La deriva dell'ingegneria genetica


Molti considerano la fantascienza una sciocchezza, roba da ragazzini, inutili farneticazioni. Io penso che sia una valutazione superficiale, non fosse altro perché spesso la fantascienza è solo un'ambientazione e in realtà l'opera può essere tanto frivola e superficiale, quanto complessa e articolata. Facciamo l'ipotesi di voler parlare del pericolo che l'uso indiscriminato degli OGM nell'alimentazione e la deriva dell'ingegneria genetica potrebbero rappresentare: come si potrebbe farlo meglio del descrivere un futuro scenario devastato dalle epidemie?

Nella Thailandia di un futuro non troppo remoto, un futuro in cui le industrie alimentari combattono le stesse epidemie da loro scatenate per garantirsi il monopolio sul mercato, un uomo è inviato a indagare sull'insolita varietà genetica disponibile e che minaccia gli interessi economici della sua compagnia. Durante l'indagine si imbatte in Imiko, una ragazza meccanica, creata per il piacere di un ricco uomo d'affari giapponese che l'ha poi abbandonata in un paese ostile. E se fosse quella ragazza, apparentemente fragile e indifesa, l'unica speranza per una rinascita dell'umanità?

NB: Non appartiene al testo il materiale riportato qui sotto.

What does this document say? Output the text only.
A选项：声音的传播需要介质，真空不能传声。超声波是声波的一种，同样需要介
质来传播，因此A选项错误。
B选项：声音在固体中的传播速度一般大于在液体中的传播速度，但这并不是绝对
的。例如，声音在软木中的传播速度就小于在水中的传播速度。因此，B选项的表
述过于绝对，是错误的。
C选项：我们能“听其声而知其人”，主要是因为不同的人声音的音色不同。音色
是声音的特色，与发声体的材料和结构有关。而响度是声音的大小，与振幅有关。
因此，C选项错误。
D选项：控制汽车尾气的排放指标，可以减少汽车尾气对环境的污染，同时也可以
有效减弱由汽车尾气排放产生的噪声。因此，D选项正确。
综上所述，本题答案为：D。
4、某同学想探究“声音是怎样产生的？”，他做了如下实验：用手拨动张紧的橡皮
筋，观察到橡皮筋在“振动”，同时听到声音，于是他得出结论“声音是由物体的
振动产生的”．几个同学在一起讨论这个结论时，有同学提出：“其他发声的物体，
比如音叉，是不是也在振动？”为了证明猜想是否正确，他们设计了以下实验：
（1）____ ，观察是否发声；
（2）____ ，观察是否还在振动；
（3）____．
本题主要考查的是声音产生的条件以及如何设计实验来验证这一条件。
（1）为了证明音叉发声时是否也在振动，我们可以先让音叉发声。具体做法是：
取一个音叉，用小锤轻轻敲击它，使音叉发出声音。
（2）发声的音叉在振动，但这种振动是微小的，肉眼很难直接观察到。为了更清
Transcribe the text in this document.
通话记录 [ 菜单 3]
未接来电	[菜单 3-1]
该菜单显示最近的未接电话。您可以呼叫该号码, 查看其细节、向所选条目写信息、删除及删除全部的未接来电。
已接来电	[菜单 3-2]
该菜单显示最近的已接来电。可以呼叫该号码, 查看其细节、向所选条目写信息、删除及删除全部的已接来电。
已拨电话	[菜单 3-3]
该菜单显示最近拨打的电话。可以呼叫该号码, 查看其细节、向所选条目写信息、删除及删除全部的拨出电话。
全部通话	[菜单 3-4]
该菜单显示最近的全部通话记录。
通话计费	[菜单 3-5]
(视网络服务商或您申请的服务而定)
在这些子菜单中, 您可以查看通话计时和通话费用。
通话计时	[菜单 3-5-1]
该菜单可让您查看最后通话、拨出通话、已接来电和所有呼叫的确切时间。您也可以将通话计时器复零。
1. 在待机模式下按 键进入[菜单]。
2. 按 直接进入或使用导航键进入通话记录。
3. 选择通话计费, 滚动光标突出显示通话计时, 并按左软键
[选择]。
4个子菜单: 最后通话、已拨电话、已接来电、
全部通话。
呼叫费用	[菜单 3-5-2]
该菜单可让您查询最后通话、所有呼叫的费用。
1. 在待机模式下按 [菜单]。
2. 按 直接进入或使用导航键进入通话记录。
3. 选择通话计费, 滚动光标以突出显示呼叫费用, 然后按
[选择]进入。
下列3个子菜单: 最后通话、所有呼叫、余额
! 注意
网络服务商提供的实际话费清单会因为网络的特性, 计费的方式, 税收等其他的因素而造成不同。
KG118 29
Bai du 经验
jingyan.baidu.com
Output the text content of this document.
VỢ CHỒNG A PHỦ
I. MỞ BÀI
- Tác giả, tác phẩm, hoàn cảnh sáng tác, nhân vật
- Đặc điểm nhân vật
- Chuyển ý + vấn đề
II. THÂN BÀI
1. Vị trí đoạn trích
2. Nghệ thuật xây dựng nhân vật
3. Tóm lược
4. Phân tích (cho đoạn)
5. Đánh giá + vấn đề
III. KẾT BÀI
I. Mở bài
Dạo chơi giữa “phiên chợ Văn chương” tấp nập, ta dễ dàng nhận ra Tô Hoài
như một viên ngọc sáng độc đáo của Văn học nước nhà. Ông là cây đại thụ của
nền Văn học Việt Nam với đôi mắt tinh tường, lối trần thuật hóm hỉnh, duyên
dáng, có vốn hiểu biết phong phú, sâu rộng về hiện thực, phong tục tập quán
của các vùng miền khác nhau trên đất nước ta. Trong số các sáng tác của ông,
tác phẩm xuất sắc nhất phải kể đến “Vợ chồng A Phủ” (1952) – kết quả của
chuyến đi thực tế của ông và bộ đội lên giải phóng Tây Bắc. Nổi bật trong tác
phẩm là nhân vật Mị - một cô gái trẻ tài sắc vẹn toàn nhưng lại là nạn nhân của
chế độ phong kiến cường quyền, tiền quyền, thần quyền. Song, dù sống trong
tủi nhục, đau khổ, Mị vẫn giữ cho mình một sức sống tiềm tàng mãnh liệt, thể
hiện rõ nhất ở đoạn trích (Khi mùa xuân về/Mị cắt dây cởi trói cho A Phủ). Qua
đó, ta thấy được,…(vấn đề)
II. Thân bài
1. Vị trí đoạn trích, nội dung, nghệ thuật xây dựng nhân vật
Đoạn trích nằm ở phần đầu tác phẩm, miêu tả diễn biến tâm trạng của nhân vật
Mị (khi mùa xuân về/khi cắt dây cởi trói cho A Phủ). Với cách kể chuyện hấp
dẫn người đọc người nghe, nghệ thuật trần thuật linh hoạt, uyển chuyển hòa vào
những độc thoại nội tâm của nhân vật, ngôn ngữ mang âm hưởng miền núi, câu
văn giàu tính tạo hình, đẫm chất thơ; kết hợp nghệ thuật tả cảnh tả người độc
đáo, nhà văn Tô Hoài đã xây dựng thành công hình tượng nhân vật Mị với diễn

A leggere la quarta di copertina di questo libro mi si è accesa una spia luminosa, su cui c'era scritto “Blade runner e in effetti qualcosa di simile c'è. Le neo persone come Imiko, che ricordano tanto i Nexus-6 del capolavoro di Scott e l'ambientazione in un futuro non certo esaltante, ma le somiglianze non vanno molto oltre.

Nel suo romanzo da duecentocinquantamila copie vendute nel mondo Bacigalupi rappresenta uno scenario in cui le forze politiche hanno ceduto quasi interamente il potere ai colossi dell'ingegneria genetica, in cui la ricchezza si misura in calorie, il commercio internazionale è stato stravolto e solo alcuni stati come il regno di Thailandia riescono a resistere alle pressioni esterne, sebbene con non poca fatica. In questo mondo squallido, sovraffollato in poche isole (in)felici e precario, si muovono personaggi di ogni genere, tutti uniti dall'incertezza per il domani e un futuro che si preannuncia tutt'altro che roseo.

La narrazione lascia ampio spazio alle descrizioni delle ambientazioni e dello scenario politico, benché di alcuni eventi storici precedenti l'autore dia solo alcuni accenni, lasciando perlopiù che sia il lettore a intuirne i dettagli: quanto basta per inquadrare il contesto e lasciare che i personaggi facciano il resto.

Proprio i personaggi e le loro riflessioni sono il punto di forza di questo romanzo: le loro storie passate, la loro visione del mondo, filtrata dalle origini culturali più disparate e il loro peso in un mondo che misura tutto in modo assai diverso dal nostro.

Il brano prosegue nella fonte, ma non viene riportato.